INC.: Was there some incident that brought that home to you?

SCULLEY: I think it was in the fall of 1984, at a planning meeting with middle managers and the executive staff. By that time, things had been going so well that I'd given Steve the title of executive vice-president, and he had become very vocal about things -- not just about the Macintosh division, which he headed, or new technologies, which he understood far better than I did, but about almost everything that went on at Apple. And I remember at this meeting Steve made a pitch that some of the different divisions of Apple -- the sales organization, the finance section, and so forth -- be run as if they were separate companies, so that each could take on the feel of a small business. It was an interesting idea, but nobody else was really buying it. As we were leaving the room after a rather heated discussion, I heard somebody whisper to a colleague, "Why doesn't Sculley shut him up?" And for the first time, I began thinking to myself that I had made a mistake. Steve was no longer content to be Steve Jobs the product visionary; he wanted to be Steve Jobs the manager.

INC.: Which was precisely not what people had in mind when they hired you.

SCULLEY: In fact, a few months later, when the board of directors was reviewing my own performance, they expressed the same concern: that I was sharing too much of the power with Steve and not running the corporation myself.

INC.: They were concerned that things had reverted back to the way they were before you came?

SCULLEY: No, they were worried that things were even worse. When I arrived, one of the original founders, Mike Markkula, was filling in as CEO, and he was making most of the business decisions. Steve was leading what was then a small project of fewer than 100 people -- the Mac -- without any profit-and-loss responsibility. And he was only one of several of the company's resident technologists.

After I came, I kept handing Steve more and more authority. By the time of the final blowup, he was in a significant operating role, with more than 1,000 people reporting to him. He was the company's public spokesman and its undisputed resident technologist. I was supposed to be the CEO. Yet I was sandwiched between a visionary chairman above me and an operating executive below me overseeing the most critical parts of the company. And they were one and the same person! It created a nearly impossible situation.

INC.: When you finally did get control, and Jobs was out, one of the first decisions you made after reorganizing the company was to "open up" the Macintosh computer. And it always seemed to me that that was an appropriate technical metaphor for what was going on at the corporate level.

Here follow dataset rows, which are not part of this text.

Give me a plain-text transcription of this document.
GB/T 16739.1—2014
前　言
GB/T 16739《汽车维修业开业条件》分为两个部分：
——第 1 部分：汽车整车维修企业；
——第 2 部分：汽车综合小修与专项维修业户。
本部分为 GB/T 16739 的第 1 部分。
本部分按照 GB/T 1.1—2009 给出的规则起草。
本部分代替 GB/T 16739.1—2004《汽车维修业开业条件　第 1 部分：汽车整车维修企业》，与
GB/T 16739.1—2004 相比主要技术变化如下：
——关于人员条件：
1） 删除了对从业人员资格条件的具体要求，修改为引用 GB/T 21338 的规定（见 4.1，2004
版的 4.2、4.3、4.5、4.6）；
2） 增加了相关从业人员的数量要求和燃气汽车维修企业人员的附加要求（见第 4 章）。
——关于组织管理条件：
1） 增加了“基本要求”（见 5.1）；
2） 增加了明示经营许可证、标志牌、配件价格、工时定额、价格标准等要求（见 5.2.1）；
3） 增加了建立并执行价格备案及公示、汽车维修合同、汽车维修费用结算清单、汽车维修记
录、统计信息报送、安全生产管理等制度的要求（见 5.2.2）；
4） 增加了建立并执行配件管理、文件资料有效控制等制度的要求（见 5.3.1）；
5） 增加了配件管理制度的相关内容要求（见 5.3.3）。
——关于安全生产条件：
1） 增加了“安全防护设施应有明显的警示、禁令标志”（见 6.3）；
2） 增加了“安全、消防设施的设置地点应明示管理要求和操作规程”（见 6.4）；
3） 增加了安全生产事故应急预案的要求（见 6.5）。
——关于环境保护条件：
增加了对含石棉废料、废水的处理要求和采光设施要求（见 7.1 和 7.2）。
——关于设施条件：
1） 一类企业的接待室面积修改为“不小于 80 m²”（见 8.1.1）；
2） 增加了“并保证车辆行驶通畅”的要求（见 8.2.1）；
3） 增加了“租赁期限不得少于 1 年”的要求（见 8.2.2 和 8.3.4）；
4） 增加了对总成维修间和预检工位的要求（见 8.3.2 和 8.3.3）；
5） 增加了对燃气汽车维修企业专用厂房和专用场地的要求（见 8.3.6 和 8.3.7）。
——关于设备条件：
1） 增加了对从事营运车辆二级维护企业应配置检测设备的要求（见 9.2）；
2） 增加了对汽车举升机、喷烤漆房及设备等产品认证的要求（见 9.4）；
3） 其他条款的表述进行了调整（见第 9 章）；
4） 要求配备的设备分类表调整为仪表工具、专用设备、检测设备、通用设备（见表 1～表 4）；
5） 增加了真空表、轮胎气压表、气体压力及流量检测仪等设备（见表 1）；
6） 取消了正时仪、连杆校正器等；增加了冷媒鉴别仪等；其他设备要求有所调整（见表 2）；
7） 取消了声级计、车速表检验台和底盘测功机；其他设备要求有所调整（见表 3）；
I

SCULLEY: The Macintosh was as much a personification of Steve Jobs as it was of Apple. It represented a very focused vision of how Steve saw the world. And just as Henry Ford felt when he created the Model T, that he was creating more than simply a product, Steve felt that with the Macintosh he would change the way people would view the computer. He didn't see the need for anyone to be able to modify the machine -- you could order it in any color, just as long as it was black, to use the Ford analogy. And what it meant was that, as Apple began to compete in a marketplace where there were lots of alternative products from competitors that offered a wide range of openness, the Macintosh became more an more isolated, because it still focused on the internal vision of the founder rather than on the needs of the customers. And it was becoming clear that our customers wanted more computing power, more memory, more disk capacity, and they wanted more flexibility in terms of connecting the Macintosh to other computers.

INC.: In fact, one criticism of Apple at the time was that it was too cocky -- that Apple was not interested in what customers wanted, and that Jobs would rather not sell a computer than sell one that might hook into a network, say, with an IBM.